1.1. Eisers zijn Koptische christenen afkomstig uit Egypte. Hun kinderen, allen minderjarig, zijn in Nederland geboren.
1.2. Eiser is in 1991 voor het eerst Nederland ingereisd. Hij is [datum] in 1992 gecontroleerd teruggekeerd vanuit Nederland naar Egypte. Eiser en eiseres zijn vervolgens eind 1992 Nederland ingereisd. Eiser heeft op 11 november 1997 een aanvraag ingediend voor een vergunning tot verblijf op grond van klemmende redenen van humanitaire aard. Eiseres heeft gelijktijdig een aanvraag ingediend voor verblijf bij haar echtgenoot.

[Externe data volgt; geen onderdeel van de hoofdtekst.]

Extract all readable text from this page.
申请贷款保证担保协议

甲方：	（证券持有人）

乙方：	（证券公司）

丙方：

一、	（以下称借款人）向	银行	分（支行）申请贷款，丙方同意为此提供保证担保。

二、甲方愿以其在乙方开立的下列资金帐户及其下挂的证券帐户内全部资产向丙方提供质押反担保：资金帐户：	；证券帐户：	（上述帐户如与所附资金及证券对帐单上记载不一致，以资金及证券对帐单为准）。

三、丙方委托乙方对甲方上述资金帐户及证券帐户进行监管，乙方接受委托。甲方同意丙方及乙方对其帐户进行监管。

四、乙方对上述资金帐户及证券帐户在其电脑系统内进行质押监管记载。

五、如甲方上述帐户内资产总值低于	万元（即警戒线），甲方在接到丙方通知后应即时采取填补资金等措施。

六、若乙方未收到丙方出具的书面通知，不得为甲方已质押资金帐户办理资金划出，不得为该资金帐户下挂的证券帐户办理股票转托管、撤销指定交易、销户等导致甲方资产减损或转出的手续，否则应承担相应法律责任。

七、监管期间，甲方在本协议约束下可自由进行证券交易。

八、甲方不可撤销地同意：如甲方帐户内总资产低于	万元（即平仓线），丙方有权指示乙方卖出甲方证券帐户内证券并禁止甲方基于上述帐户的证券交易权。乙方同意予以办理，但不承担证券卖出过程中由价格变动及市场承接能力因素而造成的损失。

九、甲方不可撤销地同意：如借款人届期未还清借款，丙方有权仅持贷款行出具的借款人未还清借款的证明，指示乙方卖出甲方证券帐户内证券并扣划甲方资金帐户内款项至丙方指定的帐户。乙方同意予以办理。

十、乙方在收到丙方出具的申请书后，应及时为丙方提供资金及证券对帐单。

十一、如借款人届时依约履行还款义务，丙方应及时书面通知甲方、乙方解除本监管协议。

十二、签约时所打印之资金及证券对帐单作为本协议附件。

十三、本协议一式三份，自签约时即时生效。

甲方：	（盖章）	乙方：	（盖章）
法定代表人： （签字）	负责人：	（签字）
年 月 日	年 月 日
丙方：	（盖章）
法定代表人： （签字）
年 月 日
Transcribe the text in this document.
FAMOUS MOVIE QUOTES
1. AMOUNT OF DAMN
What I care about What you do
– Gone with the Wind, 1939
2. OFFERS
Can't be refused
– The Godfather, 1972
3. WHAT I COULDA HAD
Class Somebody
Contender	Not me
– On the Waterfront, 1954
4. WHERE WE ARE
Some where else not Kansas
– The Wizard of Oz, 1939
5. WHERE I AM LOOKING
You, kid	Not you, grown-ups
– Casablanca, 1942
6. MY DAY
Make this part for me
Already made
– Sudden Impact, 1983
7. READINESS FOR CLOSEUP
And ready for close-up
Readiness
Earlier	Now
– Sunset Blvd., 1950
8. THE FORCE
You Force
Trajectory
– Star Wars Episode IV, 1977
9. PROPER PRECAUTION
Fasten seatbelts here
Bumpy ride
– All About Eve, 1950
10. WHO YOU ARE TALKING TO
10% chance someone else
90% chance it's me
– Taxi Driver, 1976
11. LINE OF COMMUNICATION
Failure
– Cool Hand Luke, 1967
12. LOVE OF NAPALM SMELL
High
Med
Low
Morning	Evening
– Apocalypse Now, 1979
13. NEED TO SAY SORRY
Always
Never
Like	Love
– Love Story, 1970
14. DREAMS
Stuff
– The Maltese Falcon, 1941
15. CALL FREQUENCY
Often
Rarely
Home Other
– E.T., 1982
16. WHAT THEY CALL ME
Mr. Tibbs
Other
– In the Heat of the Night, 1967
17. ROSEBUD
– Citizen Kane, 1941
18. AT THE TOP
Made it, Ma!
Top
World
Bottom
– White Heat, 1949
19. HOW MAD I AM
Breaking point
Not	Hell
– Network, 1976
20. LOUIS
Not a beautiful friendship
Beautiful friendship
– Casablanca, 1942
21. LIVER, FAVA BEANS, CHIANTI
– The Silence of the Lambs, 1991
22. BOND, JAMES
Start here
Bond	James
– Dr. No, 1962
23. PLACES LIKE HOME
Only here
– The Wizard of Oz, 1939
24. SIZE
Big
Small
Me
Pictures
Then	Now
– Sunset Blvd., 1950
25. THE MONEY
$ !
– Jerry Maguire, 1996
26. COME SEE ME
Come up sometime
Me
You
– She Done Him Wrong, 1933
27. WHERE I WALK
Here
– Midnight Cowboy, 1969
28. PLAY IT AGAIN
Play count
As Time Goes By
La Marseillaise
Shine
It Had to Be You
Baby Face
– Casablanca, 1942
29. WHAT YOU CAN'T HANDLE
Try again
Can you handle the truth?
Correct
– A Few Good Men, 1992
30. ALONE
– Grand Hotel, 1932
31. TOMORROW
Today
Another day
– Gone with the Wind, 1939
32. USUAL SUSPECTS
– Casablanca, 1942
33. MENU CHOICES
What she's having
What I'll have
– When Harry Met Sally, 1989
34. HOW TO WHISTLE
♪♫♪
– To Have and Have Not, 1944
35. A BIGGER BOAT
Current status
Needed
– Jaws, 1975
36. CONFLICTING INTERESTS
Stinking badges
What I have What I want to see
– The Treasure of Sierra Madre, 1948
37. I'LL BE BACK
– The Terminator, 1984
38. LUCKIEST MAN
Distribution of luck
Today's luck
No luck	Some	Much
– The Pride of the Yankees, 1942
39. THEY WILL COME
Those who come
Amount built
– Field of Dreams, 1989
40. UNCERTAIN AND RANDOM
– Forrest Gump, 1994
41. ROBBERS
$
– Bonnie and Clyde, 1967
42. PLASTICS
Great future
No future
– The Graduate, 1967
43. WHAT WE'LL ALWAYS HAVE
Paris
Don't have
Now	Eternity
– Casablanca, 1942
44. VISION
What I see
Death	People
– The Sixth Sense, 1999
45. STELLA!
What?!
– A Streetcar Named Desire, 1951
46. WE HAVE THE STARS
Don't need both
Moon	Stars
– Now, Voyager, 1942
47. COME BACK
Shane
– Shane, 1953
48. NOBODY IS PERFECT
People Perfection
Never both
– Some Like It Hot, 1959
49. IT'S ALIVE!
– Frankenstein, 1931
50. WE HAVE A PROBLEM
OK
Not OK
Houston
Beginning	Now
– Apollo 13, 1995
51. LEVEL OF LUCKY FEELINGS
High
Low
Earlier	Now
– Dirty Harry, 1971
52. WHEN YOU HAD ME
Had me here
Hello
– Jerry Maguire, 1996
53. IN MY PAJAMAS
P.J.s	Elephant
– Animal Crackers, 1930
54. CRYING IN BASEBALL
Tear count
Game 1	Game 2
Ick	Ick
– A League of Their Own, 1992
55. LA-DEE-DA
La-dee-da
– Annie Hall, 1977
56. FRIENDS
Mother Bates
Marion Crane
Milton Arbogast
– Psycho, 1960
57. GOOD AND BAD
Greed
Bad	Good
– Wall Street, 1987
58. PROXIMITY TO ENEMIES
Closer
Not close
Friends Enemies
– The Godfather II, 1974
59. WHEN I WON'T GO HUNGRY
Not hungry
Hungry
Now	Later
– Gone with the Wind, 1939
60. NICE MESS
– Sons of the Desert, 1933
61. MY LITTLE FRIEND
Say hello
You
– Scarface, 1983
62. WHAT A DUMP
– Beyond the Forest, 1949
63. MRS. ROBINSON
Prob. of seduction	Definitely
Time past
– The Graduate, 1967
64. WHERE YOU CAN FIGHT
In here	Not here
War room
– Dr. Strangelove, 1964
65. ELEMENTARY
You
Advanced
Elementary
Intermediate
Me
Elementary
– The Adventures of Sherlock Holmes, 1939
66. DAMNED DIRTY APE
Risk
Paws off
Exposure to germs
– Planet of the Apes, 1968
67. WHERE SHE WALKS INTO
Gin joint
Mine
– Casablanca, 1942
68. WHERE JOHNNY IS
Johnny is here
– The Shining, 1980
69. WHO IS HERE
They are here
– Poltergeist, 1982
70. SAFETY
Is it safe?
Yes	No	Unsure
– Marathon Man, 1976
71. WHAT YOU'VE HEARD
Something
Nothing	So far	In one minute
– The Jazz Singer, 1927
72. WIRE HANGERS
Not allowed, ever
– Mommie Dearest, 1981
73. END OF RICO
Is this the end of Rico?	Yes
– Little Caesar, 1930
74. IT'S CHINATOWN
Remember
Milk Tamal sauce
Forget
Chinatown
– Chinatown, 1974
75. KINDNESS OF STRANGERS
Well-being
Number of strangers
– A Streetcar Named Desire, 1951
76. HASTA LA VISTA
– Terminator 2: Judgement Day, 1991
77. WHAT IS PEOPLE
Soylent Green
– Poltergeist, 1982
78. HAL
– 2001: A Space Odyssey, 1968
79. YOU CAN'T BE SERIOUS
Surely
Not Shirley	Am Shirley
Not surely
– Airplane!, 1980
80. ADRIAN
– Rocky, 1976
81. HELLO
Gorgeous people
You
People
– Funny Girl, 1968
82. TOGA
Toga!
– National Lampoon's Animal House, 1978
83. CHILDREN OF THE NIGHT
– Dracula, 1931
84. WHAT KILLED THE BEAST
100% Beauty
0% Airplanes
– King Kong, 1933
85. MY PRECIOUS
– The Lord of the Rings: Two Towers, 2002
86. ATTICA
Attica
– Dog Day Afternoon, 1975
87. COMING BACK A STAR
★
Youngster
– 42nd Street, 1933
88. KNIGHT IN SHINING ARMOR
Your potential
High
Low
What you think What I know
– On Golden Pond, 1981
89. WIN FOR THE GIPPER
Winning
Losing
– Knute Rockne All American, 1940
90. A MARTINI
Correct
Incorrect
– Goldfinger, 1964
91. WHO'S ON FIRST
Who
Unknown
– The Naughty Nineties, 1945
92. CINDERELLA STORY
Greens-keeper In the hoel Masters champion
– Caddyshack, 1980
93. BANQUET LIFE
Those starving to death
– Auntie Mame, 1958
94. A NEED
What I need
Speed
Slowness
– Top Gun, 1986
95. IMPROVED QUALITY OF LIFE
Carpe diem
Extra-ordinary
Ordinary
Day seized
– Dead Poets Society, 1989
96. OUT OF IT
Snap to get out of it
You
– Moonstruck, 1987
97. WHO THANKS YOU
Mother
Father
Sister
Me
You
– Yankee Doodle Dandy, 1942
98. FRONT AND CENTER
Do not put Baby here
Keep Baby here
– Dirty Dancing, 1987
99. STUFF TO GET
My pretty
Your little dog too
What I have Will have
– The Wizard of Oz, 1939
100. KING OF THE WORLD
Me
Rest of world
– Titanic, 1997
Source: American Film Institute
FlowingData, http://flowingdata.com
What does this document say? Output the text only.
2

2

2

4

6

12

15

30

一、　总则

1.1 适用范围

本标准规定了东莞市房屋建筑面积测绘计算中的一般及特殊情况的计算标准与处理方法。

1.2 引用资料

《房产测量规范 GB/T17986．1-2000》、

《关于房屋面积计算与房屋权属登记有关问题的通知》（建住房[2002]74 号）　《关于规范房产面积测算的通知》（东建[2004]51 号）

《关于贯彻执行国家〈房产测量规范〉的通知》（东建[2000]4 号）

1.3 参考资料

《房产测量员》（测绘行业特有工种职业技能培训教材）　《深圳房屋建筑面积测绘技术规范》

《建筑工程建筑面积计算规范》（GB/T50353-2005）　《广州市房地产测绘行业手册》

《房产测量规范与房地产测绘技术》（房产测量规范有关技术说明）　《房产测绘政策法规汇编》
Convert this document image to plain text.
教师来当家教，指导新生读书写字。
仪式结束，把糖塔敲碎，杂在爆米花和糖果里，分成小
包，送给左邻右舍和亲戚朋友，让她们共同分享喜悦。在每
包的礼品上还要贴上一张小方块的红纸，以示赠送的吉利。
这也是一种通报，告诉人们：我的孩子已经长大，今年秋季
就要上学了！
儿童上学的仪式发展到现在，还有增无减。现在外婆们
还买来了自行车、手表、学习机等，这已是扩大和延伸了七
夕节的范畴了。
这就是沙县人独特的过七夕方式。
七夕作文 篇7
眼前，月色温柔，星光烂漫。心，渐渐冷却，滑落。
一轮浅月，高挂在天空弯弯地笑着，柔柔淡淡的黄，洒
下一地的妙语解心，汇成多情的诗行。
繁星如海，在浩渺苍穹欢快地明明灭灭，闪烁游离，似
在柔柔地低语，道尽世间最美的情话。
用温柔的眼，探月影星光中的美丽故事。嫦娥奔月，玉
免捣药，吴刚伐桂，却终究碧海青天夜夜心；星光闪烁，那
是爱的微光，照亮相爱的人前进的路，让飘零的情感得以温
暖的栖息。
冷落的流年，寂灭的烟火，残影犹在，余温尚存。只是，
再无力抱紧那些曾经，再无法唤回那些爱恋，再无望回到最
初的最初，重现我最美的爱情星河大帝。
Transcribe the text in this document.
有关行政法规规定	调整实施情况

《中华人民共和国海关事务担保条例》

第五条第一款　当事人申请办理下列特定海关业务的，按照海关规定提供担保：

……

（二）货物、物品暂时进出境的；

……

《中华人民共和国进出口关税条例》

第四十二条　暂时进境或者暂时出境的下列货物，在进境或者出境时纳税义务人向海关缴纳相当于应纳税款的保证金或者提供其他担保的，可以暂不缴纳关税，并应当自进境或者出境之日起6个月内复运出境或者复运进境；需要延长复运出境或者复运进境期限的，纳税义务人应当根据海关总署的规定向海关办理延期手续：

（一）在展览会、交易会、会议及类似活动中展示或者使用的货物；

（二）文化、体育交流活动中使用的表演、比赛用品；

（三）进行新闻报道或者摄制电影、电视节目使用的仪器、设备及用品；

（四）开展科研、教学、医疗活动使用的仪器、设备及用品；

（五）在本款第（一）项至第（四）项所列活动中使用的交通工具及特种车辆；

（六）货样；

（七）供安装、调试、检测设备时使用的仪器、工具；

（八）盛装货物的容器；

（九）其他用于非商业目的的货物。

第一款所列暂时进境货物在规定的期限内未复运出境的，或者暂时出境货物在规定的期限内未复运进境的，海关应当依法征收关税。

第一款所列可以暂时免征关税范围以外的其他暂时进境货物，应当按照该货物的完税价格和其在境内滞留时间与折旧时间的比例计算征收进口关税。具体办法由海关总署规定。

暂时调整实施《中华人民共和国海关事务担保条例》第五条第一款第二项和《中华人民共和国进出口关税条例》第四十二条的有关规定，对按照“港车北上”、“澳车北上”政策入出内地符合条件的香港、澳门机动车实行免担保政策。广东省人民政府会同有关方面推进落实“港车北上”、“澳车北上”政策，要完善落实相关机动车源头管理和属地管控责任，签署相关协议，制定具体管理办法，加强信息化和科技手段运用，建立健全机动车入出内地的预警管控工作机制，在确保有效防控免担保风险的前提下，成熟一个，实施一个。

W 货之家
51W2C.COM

Bij besluit van 20 november 1998 heeft verweerder het bezwaar gericht tegen de afwijzing van de aanvragen ongegrond verklaard. Die beslissing staat met de uitspraak van deze rechtbank en zittingsplaats van 25 april 2000 (AWB 98/10694) in rechte vast.
1.3. Vervolgens hebben eisers een aanvraag ingediend op grond van het Tussentijds Bericht Vreemdelingcirculaire (TBV) 1999/23 (de zogenoemde witte illegalen regeling). Verweerder heeft het bezwaar gericht tegen de afwijzing van die aanvraag ongegrond verklaard bij besluit van 24 november 2001. Met de uitspraak van deze rechtbank en zittingsplaats van 26 augustus 2002 (AWB 00/77052 en AWB 00/77054) staat dat besluit in rechte vast.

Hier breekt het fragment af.